Preventing carbon nanoparticle-induced lung inflammation reduces antigen-specific sensitization and subsequent allergic reactions in a mouse model

Exposure of the airways to carbonaceous nanoparticles can contribute to the development of immune diseases both via the aggravation of the allergic immune response in sensitized individuals and by adjuvant mechanisms during the sensitization against allergens. The cellular and molecular mechanisms involved in these adverse pathways are not completely understood. We recently described that the reduction of carbon nanoparticle-induced lung inflammation by the application of the compatible solute ectoine reduced the aggravation of the allergic response in an animal system. In the current study we investigated the influence of carbon nanoparticles on the sensitization of animals to ovalbumin via the airways. Ectoine was used as a preventive strategy against nanoparticle-induced neutrophilic lung inflammation.

Using the intervention strategy of applying ectoine into the airways of animals we were able to demonstrate the relevance of neutrophilic lung inflammation for the adjuvant effect of carbon nanoparticles on allergic sensitization.

Balb/c mice were repetitively exposed to the antigen ovalbumin after induction of airway inflammation by carbon nanoparticles, either in the presence or in the absence of ectoine. Allergic sensitization was monitored by measurement of immunoglobulin levels and immune responses in lung and lung draining lymph nodes after challenge. Furthermore the role of dendritic cells in the effect of carbon nanoparticles was studied in vivo in the lymph nodes but also in vitro using bone marrow derived dendritic cells.
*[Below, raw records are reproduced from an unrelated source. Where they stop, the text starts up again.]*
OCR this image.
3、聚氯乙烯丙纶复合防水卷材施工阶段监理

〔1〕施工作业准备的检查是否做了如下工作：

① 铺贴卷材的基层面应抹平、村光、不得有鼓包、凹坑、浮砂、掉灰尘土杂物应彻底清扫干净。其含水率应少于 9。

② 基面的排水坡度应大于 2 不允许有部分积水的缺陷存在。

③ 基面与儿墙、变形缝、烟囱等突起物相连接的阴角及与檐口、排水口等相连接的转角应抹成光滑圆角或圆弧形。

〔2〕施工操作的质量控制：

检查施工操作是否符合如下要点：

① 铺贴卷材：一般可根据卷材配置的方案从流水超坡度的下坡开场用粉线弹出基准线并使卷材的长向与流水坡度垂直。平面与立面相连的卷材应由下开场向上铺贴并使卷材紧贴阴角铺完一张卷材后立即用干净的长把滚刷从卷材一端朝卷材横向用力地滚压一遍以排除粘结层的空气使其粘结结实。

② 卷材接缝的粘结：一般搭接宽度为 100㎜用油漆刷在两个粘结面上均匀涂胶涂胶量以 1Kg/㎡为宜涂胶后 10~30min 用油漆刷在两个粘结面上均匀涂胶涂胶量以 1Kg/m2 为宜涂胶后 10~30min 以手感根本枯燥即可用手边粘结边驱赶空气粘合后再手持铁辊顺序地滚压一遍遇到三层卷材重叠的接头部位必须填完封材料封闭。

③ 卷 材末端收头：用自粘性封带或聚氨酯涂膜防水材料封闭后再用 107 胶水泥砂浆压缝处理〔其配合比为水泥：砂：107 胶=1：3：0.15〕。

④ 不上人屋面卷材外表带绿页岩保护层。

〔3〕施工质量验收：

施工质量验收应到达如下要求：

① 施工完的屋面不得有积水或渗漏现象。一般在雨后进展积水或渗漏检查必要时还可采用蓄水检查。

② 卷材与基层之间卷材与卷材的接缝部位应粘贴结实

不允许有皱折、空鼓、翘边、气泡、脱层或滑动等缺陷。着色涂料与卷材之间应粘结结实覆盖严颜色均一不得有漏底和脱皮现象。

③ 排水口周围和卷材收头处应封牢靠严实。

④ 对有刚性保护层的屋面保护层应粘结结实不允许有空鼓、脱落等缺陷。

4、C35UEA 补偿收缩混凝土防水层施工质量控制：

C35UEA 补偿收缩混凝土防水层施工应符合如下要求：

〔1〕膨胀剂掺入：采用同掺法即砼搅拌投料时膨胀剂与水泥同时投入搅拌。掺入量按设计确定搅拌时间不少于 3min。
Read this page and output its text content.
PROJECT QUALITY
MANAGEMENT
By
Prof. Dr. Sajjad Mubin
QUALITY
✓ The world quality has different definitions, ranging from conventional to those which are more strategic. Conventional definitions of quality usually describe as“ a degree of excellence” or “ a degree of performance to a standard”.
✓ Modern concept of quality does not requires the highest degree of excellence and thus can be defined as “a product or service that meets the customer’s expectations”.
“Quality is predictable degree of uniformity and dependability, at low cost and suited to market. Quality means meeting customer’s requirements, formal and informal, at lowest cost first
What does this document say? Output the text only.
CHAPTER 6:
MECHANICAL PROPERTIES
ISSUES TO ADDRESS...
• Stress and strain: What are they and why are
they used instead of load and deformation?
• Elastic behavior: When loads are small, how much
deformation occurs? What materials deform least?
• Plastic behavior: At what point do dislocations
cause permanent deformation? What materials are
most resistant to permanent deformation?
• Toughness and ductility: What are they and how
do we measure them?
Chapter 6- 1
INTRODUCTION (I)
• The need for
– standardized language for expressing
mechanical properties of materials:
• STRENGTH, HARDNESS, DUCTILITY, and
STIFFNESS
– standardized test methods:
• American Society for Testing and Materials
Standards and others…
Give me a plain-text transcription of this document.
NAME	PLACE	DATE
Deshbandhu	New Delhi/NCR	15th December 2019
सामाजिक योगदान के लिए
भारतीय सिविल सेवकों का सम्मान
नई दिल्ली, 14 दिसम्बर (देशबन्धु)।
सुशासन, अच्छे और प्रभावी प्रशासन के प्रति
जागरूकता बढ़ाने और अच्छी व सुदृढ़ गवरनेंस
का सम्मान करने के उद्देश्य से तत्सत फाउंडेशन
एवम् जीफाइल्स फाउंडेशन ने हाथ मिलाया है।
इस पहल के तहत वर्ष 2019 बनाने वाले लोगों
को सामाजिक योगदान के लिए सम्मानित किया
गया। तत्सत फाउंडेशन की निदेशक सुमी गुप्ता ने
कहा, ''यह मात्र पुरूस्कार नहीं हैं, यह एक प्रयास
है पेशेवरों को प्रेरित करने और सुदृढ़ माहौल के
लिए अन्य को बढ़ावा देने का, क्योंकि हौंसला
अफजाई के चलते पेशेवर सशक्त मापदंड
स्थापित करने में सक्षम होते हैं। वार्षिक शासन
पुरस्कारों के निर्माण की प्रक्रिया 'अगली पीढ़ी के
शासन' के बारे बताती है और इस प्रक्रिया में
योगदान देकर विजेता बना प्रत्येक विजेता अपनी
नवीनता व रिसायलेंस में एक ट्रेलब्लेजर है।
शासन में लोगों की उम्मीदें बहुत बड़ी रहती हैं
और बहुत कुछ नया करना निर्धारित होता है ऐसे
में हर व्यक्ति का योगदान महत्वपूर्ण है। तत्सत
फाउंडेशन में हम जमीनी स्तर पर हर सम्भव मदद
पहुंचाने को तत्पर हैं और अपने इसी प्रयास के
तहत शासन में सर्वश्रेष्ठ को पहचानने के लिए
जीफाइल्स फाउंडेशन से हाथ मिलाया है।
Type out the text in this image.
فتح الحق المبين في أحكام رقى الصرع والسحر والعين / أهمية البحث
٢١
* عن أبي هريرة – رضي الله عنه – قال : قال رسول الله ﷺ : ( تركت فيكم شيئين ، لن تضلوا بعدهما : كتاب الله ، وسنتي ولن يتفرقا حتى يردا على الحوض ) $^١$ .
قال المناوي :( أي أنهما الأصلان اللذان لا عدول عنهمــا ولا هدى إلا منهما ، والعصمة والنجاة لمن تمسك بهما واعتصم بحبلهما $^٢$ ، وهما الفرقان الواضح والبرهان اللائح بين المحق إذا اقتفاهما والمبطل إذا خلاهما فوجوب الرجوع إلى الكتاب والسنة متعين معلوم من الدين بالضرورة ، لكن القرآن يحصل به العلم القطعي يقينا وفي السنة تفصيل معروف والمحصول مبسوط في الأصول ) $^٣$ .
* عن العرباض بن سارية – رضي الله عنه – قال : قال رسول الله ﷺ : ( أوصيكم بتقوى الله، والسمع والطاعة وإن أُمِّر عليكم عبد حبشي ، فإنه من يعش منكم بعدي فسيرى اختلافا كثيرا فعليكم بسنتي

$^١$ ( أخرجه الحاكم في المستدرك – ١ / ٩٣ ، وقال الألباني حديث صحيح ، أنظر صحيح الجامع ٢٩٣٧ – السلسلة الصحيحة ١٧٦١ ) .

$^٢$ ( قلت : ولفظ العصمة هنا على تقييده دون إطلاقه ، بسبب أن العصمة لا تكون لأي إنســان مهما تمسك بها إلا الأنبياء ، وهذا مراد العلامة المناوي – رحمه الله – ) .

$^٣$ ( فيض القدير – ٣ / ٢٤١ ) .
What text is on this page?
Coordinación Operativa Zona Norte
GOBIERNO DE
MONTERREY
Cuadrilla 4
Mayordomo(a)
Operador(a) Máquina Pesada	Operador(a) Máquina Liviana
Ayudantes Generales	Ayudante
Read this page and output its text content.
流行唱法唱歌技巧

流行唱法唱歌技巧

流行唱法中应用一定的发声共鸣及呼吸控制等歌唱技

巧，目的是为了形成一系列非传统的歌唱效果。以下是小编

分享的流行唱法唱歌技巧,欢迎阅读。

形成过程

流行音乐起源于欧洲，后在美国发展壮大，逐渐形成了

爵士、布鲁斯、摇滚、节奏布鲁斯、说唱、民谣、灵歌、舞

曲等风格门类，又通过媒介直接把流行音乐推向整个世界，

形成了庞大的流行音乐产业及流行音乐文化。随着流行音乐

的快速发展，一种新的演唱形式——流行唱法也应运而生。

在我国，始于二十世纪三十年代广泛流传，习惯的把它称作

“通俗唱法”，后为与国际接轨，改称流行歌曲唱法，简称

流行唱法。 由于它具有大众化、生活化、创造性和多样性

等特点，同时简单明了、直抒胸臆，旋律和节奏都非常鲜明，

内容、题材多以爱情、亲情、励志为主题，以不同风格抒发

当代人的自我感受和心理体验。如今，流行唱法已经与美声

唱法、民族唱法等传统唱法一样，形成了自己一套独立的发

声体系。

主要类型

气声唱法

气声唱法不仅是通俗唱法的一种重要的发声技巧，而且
Animals exposed to antigen in the presence of carbon nanoparticles showed increased effects with respect to ovalbumin sensitization, to the allergic airway inflammation after challenge, and to the specific TH2 response in the lymph nodes. The presence of ectoine during the sensitization significantly reduced these parameters. The number of antigen-loaded dendritic cells in the draining lymph nodes was identified as a possible cause for the adjuvant effect of the nanoparticles. In vitro assays indicate that the direct interaction of the particles with dendritic cells is not able to trigger CCR7 expression, while this endpoint is achieved by lung lavage fluid from nanoparticle-exposed animals. Conclusions: Using the intervention strategy of applying ectoine into the airways of animals we were able to demonstrate the relevance of neutrophilic lung inflammation for the adjuvant effect of carbon nanoparticles on allergic sensitization.